- Location on Christmas Island
- 10°25′33″S 105°41′35″E﻿ / ﻿10.4258°S 105.6931°E
- Location: Poon Saan, Christmas Island, Australia

Site notes
- Area: 18 hectares (44 acres)

Commonwealth Heritage List
- Official name: Phosphate Hill Historic Area
- Type: Listed place (Historic)
- Designated: 22 June 2004
- Reference no.: 105297

= Phosphate Hill Historic Area =

Phosphate Hill Historic Area is a heritage-listed historic precinct located 1 km east of Poon Saan in the Australian territory of Christmas Island. It was added to the Australian Commonwealth Heritage List on 22 June 2004.

== Description ==

The Phosphate Hill Historic Area is an approximately 18 ha precinct on the eastern slopes of Phosphate Hill, located 1 km east of the settlement of Poon Saan. It comprises:

1. an area bounded on the north and east by the southern and western sides of the road linking Poon Saan and Headridge Hill and on the western and southern sides by straight lines joining the following points consecutively: the intersection of the southern side of the above road and the intersection of the western side of the above road and
2. an area bounded on the west by the above road and by straight lines joining the following points consecutively: the intersection of the eastern side of the above road (, , and ) and the intersection of the eastern side of the above road.

Phosphate Hill was the site of the first phosphate mining on the island. Labourer's barracks and European staff quarters were also constructed on Phosphate Hill. Phosphate Hill was originally mined by hand using wheelbarrow and broom techniques. Oral tradition on the Island has it that labourers (originally Chinese) scraped and brushed the ore into baskets, which were then tipped into wheelbarrows or directly into skip railway hoppers. These hoppers were then moved along the lines by hand. There are remnants of this skip railway system on the hill in the form of embankments and a light gauge railway line along which the hoppers were moved. The ore was taken to the edge of the upper terrace to be transported to the bottom terrace at the Cove. Oral tradition suggests the phosphate was packed in drums at the upper level and rolled down the hill to the lower terrace. Remains of an early chute system suggests that this method was soon replaced with a more efficient system in which the loose ore was tipped into a chute at the top and then allowed to run down to the bottom terrace. Shovelling may have been necessary to maintain the flow at places and it seems the sides of the chute had provision for cable operated scoops that dragged the ore downwards. Manual mining techniques resulted in a moonscape of limestone pinnacles as all phosphate was removed from around the limestone pinnacles and there was little soil left to support regrowth. This contrasts with more recently mined areas where machines have left a much more level surface and enough phosphate and soil to allow limited regrowth.

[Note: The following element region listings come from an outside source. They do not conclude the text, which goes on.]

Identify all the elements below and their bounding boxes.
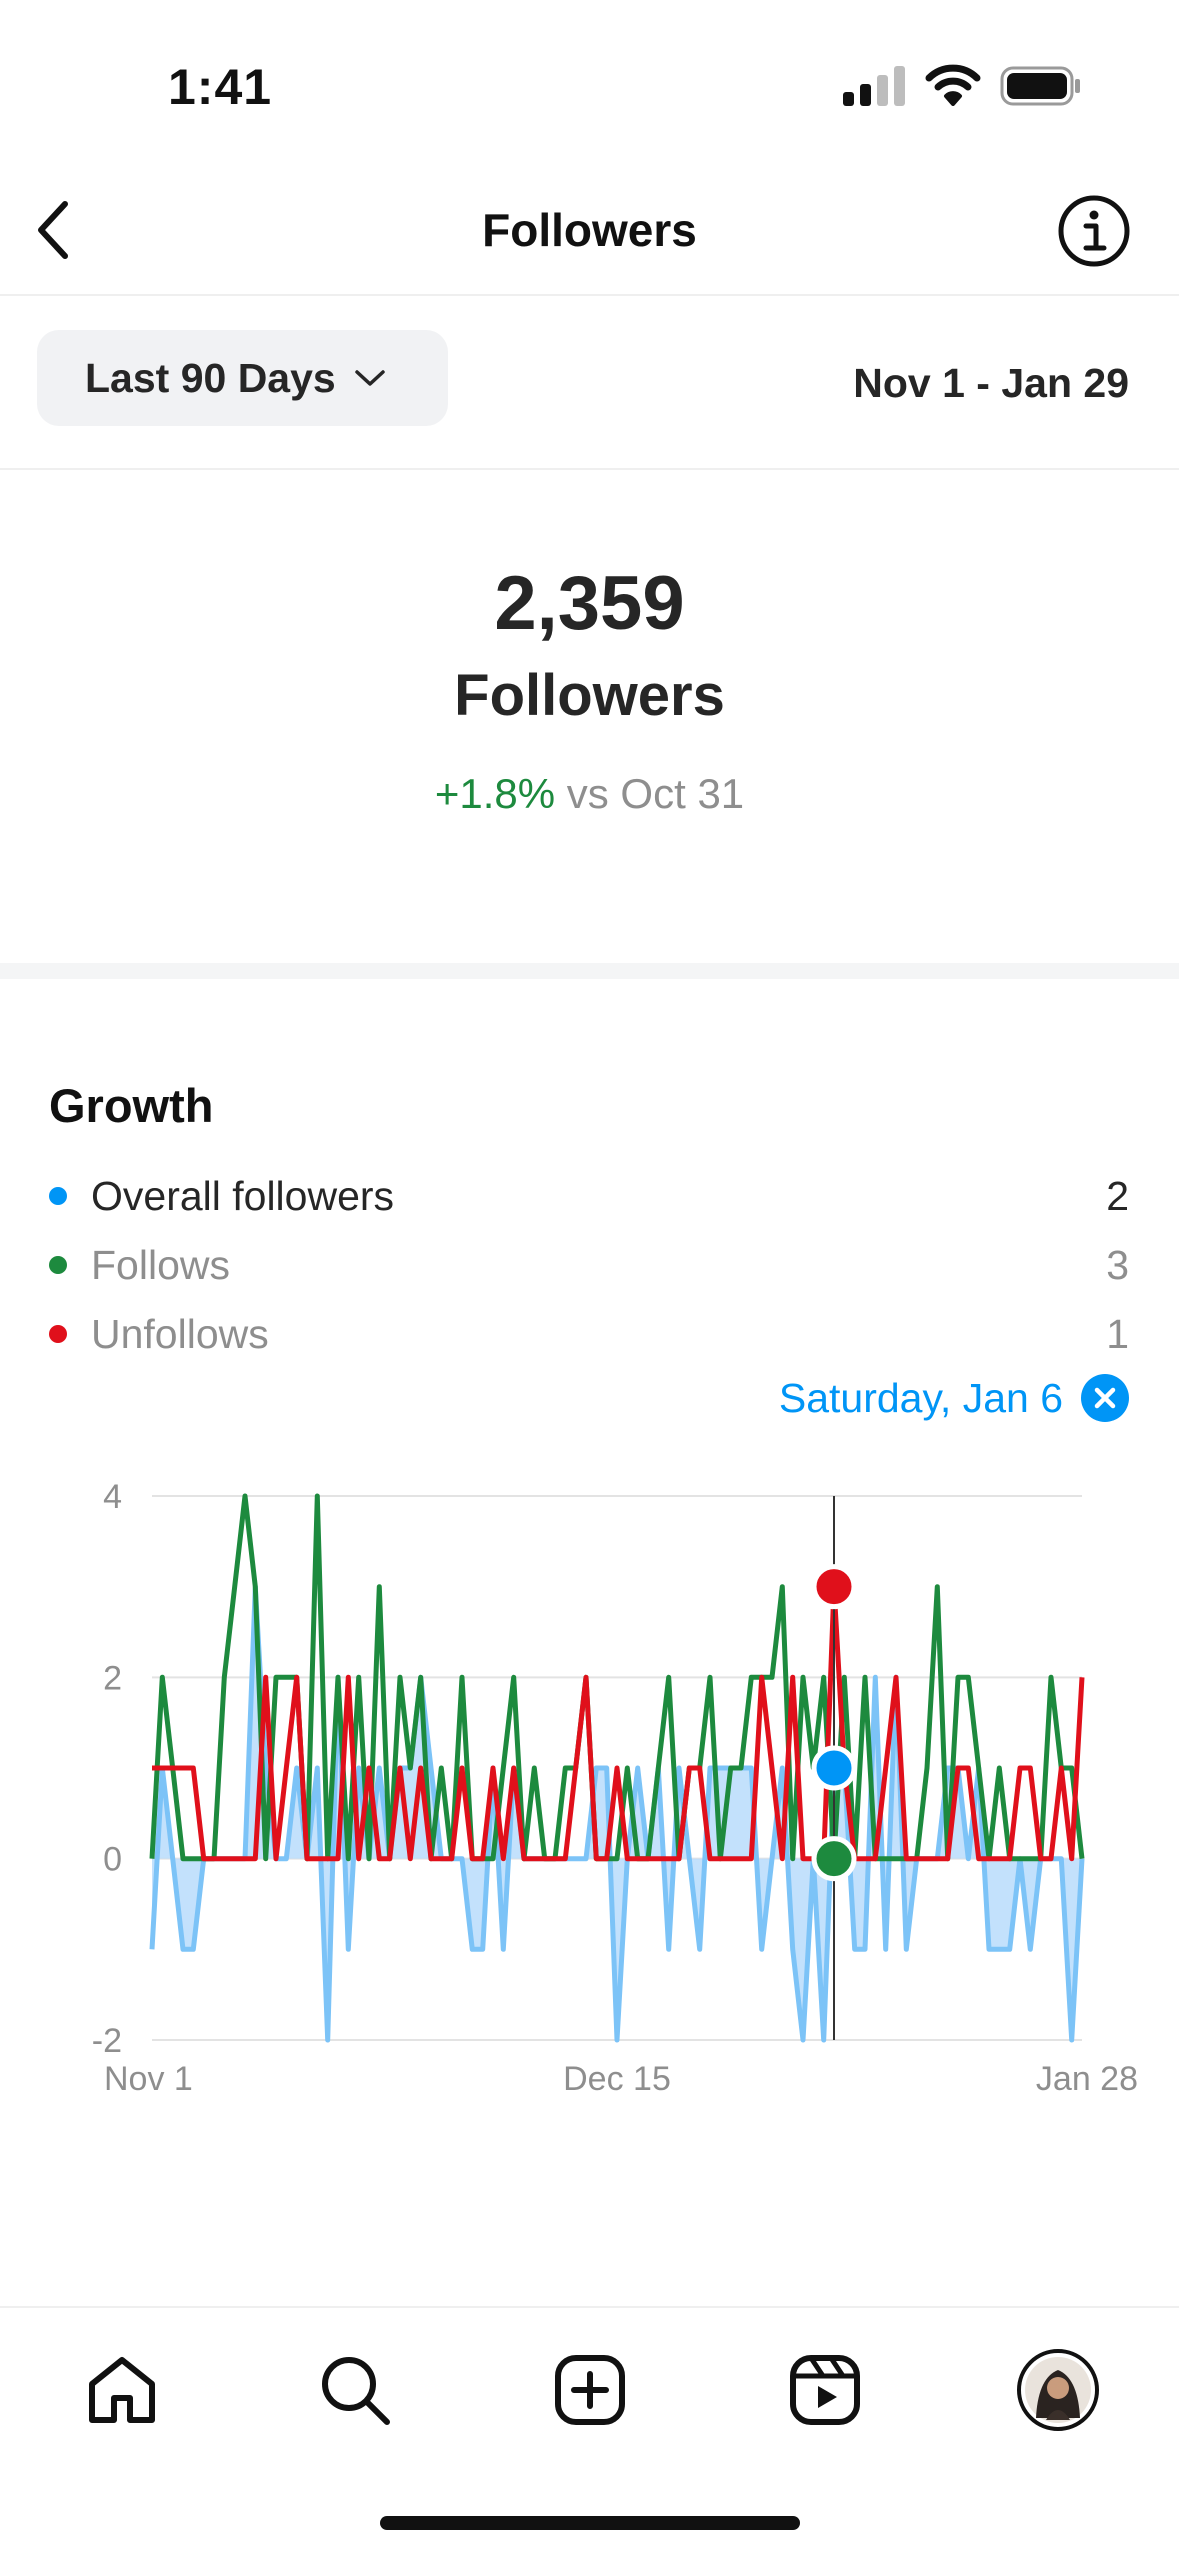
change-comparison: vs Oct 31: [555, 770, 745, 817]
legend-value: 3: [1106, 1241, 1129, 1288]
x-tick-label: Nov 1: [104, 2060, 193, 2098]
chevron-left-icon: [38, 201, 68, 259]
x-tick-label: Dec 15: [563, 2060, 671, 2098]
y-tick-label: 2: [103, 1659, 122, 1697]
legend-dot: [49, 1187, 67, 1205]
divider: [0, 294, 1179, 296]
legend-label: Overall followers: [91, 1172, 395, 1219]
legend-value: 1: [1106, 1310, 1129, 1357]
y-tick-label: 0: [103, 1841, 122, 1879]
home-icon: [89, 2357, 155, 2423]
selected-date-label: Saturday, Jan 6: [778, 1374, 1063, 1421]
unfollows-point: [811, 1564, 857, 1610]
tab-reels[interactable]: [770, 2335, 880, 2445]
profile-avatar: [1017, 2349, 1099, 2431]
legend-label: Unfollows: [91, 1310, 269, 1357]
tab-bar-divider: [0, 2306, 1179, 2308]
follower-count: 2,359: [494, 561, 685, 646]
date-range-text: Nov 1 - Jan 29: [853, 360, 1129, 406]
tab-search[interactable]: [300, 2335, 410, 2445]
home-indicator: [380, 2516, 800, 2530]
signal-icon: [843, 66, 905, 106]
divider: [0, 468, 1179, 470]
y-tick-label: 4: [103, 1478, 122, 1516]
legend-label: Follows: [91, 1241, 230, 1288]
growth-title: Growth: [49, 1079, 214, 1132]
clear-selection-button[interactable]: [1081, 1374, 1129, 1422]
wifi-icon: [925, 64, 981, 106]
status-time: 1:41: [168, 59, 273, 115]
chevron-down-icon: [354, 370, 385, 386]
tab-create[interactable]: [535, 2335, 645, 2445]
follows-point: [811, 1836, 857, 1882]
range-label: Last 90 Days: [85, 354, 336, 401]
date-range-dropdown[interactable]: Last 90 Days: [37, 330, 448, 426]
legend-value: 2: [1106, 1172, 1129, 1219]
unfollows-line: [152, 1584, 1085, 1862]
close-icon: [1094, 1387, 1116, 1409]
legend-follows[interactable]: Follows 3: [49, 1235, 1129, 1295]
overall-followers-area: [152, 1586, 1082, 2040]
legend-dot: [49, 1325, 67, 1343]
tab-home[interactable]: [67, 2335, 177, 2445]
selected-date-chip: Saturday, Jan 6: [779, 1374, 1129, 1422]
info-icon[interactable]: [1056, 193, 1132, 269]
reels-icon: [790, 2355, 860, 2425]
page-title: Followers: [482, 204, 697, 256]
overall-followers-point: [811, 1745, 857, 1791]
x-tick-label: Jan 28: [1036, 2060, 1138, 2098]
legend-unfollows[interactable]: Unfollows 1: [49, 1304, 1129, 1364]
legend-dot: [49, 1256, 67, 1274]
search-icon: [322, 2357, 390, 2425]
change-indicator: +1.8% vs Oct 31: [0, 770, 1179, 818]
battery-icon: [1000, 66, 1080, 106]
tab-profile[interactable]: [1003, 2335, 1113, 2445]
legend-overall-followers[interactable]: Overall followers 2: [49, 1166, 1129, 1226]
follower-count-label: Followers: [454, 663, 725, 728]
create-icon: [555, 2355, 625, 2425]
back-button[interactable]: [18, 190, 88, 270]
section-divider: [0, 963, 1179, 979]
change-percent: +1.8%: [434, 770, 556, 817]
y-tick-label: -2: [92, 2022, 122, 2060]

One physical remnant of this early period is the Phosphate Hill cemetery and the marker for the cemetery which is located on the main road. This cemetery contains a large number of headstones including colourful Chinese memorials. In 1901, nearly a third of the population of Christmas Island died from beri beri or dietary deficiencies.

== Condition ==

The Phosphate Hill mining area is abandoned and has not been altered since mining finished. There is moderate to heavy vegetation regrowth, and there has been some weathering and erosion of the limestone pinnacles. There has also been some erosion of the embankments and cuttings of dry-stone walling. Regardless, the mining areas remain quite distinct and discernible.

== Heritage listing ==

Phosphate Hill Historic Area was listed on the Australian Commonwealth Heritage List on 22 June 2004.

The Phosphate Hill area is historically significant as the location of the first commercial mining of phosphate on the Island and the first phase of an industry that was to determine the history of the Island and the development of the Christmas Island community. The current landscape of exposed limestone pinnacles and industrial remains is an uncommon and evocative reminder of the extent and efficiency and methodology of manual mining techniques. The historic burial ground, which contains many of the early labourers who died of beri beri or dietary deficiencies, is a significant reminder of the hardships endured by the early indentured Asian labourers and a reflection of the multi-racial basis for the current community.